The White Sox have supplemented the 13 or so relief candidates on the 40-man roster with another baker's dozen of non-roster invitees, including a few late additions -- Shaw, Jesse Chavez, Dominic Leone and Corey Knebel -- that aren't listed on the team's NRI page.
Shaw figures to have a leg up on the competition, not just because he gained Grifol's trust, and not just because he converted all four of his traditional save opportunities for a team that traded away its best candidate for closing games, but because he's an Article XX(B) free agent. He meets the requirements because he has more than six years of MLB service time and finished the season on a major-league roster or injured list, and that gives him the right to opt out of his minor league deal five days before Opening Day if he's not added to the 40-man roster.
That's a non-negligible consideration when so many others are competing for only a few spots. Leone and Chavez also meet these requirements, and when you factor in other constraints like a Rule 5 pick and players lacking minor league options, the White Sox actually have more candidates than vacancies:
- Locks (2): John Brebbia, Tim Hill
- Out of options (3): Deivi García, Jimmy Lambert, Touki Toussaint
- Rule 5 pick (1): Shane Drohan
- Article XX(B) minor league signings (3): Shaw, Leone, Chavez
You could call this the All Things Being Equal Bullpen, where all of the above are somehow healthy and throwing well. Their circumstances require special consideration over guys like Tanner Banks, Jesse Scholtens, Jordan Leasure, who are free to be optioned to Charlotte at least four times over the course of the season, or the other non-roster invitees, who are presumably on standard minor league contracts.

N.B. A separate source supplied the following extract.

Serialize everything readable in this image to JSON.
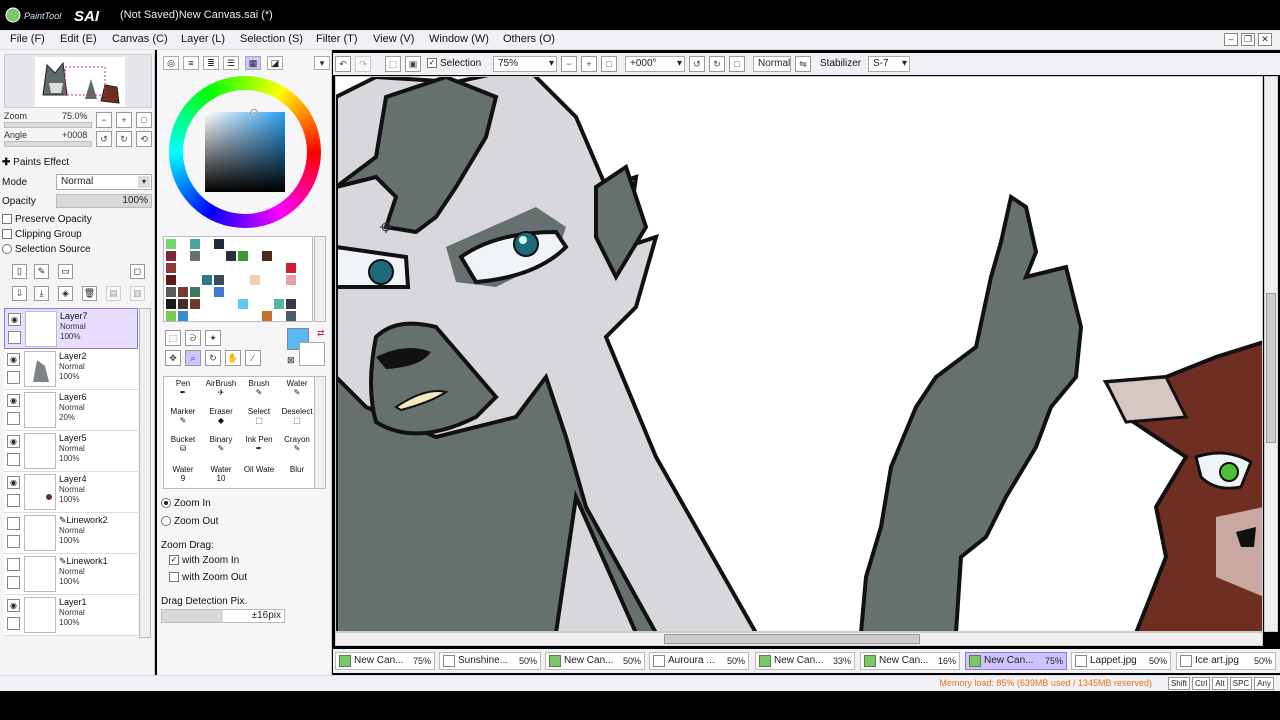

It's unlikely that the White Sox's hand will be forced that thoroughly because they're all part of this particular bullpen picture for a reason. If they were better bets, they'd have received MLB deals, or wouldn't have been placed on waivers for the Sox to claim in the first place. Still, this list of names is worth keeping in your back pocket until pitchers start removing themselves from the running, because their ability to opt out, or the necessity of placing them on waivers, could be an end-of-spring tiebreaker for competitions that can be considered true toss-ups.